Computational Biology and Applied Algorithmics, Max Planck Institute for Informatics, Saarbrücken, Germany.
PLoS One. 2010 Feb 3;5(2):e9044. doi: 10.1371/journal.pone.0009044.
Replication capacity (RC) of specific HIV isolates is occasionally blamed for unexpected treatment responses. However, the role of viral RC in response to antiretroviral therapy is not yet fully understood.
We developed a method for predicting RC from genotype using support vector machines (SVMs) trained on about 300 genotype-RC pairs. Next, we studied the impact of predicted viral RC (pRC) on the change of viral load (VL) and CD4(+) T-cell count (CD4) during the course of therapy on about 3,000 treatment change episodes (TCEs) extracted from the EuResist integrated database. Specifically, linear regression models using either treatment activity scores (TAS), the drug combination, or pRC or any combination of these covariates were trained to predict change in VL and CD4, respectively.

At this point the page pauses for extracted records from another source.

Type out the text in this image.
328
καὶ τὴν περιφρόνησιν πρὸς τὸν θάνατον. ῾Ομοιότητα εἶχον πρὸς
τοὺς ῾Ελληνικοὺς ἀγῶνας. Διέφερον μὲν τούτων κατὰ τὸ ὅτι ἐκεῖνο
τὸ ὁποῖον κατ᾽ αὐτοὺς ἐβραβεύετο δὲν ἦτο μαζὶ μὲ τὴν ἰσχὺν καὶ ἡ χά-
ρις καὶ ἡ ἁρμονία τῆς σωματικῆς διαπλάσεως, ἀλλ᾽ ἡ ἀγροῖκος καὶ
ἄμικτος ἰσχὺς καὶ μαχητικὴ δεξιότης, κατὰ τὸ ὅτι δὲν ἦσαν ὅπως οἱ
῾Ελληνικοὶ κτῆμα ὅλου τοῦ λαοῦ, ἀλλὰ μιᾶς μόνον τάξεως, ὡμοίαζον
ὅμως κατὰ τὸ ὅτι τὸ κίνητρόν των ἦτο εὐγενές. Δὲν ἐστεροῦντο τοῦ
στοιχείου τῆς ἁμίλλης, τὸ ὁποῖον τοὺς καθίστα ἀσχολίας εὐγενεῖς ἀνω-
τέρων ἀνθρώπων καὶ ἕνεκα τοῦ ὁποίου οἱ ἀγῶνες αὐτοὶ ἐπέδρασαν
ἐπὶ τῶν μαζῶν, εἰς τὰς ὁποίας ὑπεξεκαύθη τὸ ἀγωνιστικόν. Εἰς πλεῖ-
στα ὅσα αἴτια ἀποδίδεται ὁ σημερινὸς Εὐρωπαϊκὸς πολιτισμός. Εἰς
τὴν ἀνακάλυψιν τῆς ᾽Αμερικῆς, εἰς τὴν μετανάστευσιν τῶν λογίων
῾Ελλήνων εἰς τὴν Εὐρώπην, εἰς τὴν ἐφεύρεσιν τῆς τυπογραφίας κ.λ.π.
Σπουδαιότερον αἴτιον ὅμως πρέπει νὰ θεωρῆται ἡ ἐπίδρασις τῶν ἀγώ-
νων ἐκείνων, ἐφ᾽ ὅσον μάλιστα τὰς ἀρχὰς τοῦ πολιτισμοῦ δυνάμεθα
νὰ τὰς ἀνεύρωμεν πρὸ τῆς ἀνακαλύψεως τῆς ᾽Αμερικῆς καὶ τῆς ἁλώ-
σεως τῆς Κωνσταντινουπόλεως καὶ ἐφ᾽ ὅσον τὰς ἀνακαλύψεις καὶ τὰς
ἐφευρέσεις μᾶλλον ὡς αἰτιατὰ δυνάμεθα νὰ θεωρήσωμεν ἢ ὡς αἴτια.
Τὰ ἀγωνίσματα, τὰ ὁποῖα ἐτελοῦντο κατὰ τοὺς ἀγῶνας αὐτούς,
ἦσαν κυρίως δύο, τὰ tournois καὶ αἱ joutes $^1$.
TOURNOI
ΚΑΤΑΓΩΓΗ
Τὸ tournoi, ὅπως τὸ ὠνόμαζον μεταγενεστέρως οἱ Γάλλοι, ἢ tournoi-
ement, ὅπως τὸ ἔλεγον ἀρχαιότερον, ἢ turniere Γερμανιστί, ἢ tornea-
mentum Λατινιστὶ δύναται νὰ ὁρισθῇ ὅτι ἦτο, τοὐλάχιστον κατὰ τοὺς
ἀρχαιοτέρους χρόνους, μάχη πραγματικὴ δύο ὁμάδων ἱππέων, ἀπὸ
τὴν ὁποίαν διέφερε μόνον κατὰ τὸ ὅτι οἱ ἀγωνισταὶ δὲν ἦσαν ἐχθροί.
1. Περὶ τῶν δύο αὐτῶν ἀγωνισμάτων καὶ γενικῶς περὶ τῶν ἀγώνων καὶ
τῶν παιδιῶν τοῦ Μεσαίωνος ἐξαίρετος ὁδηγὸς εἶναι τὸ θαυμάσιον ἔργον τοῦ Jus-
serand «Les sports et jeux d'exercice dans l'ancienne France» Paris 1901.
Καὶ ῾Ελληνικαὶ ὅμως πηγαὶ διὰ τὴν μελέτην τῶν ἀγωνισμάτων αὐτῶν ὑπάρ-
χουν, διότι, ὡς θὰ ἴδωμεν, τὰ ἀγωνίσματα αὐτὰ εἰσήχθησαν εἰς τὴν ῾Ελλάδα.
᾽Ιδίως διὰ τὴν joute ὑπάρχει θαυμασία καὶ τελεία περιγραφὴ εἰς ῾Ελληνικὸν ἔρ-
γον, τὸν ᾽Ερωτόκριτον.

The SVM models achieved a Spearman correlation (rho) of 0.54 between measured RC and pRC. The prediction of change in VL (CD4) was best at 180 (360) days, reaching a correlation of rho = 0.45 (rho = 0.27). In general, pRC was inversely correlated to drug resistance at treatment start (on average rho = -0.38). Inclusion of pRC in the linear regression models significantly improved prediction of virological response to treatment based either on the drug combination or on the TAS (t-test; p-values range from 0.0247 to 4 10(-6)) but not for the model using both TAS and drug combination. For predicting the change in CD4 the improvement derived from inclusion of pRC was not significant.
Viral RC could be predicted from genotype with moderate accuracy and could slightly improve prediction of virological treatment response. However, the observed improvement could simply be a consequence of the significant correlation between pRC and drug resistance.
特定 HIV 分离物的复制能力(RC)偶尔会导致治疗反应出乎意料。然而,病毒 RC 在抗逆转录病毒治疗中的作用尚未完全了解。
我们开发了一种使用支持向量机(SVM)从基因型预测 RC 的方法,该方法是基于大约 300 对基因型-RC 对进行训练的。接下来,我们研究了预测病毒 RC(pRC)对治疗过程中大约 3000 个治疗变化事件(TCE)中病毒载量(VL)和 CD4(+)T 细胞计数(CD4)变化的影响,这些 TCE 是从 EuResist 综合数据库中提取的。具体来说,使用治疗活性评分(TAS)、药物组合或 pRC 或这些协变量的任何组合的线性回归模型来分别训练预测 VL 和 CD4 的变化。
SVM 模型在测量的 RC 和 pRC 之间达到了 0.54 的 Spearman 相关系数(rho)。在 180(360)天时,VL(CD4)的预测效果最佳,达到了 rho=0.45(rho=0.27)的相关性。一般来说,pRC 与治疗开始时的耐药性呈负相关(平均 rho=-0.38)。在基于药物组合或 TAS 的线性回归模型中包含 pRC,显著提高了对病毒学治疗反应的预测(t 检验;p 值范围从 0.0247 到 4 10(-6)),但基于 TAS 和药物组合的模型则不然。对于预测 CD4 的变化,包含 pRC 并没有显著改善。
病毒 RC 可以从基因型中以中等准确度预测,并且可以略微提高对病毒学治疗反应的预测。然而,观察到的改善可能仅仅是由于 pRC 与耐药性之间的显著相关性所致。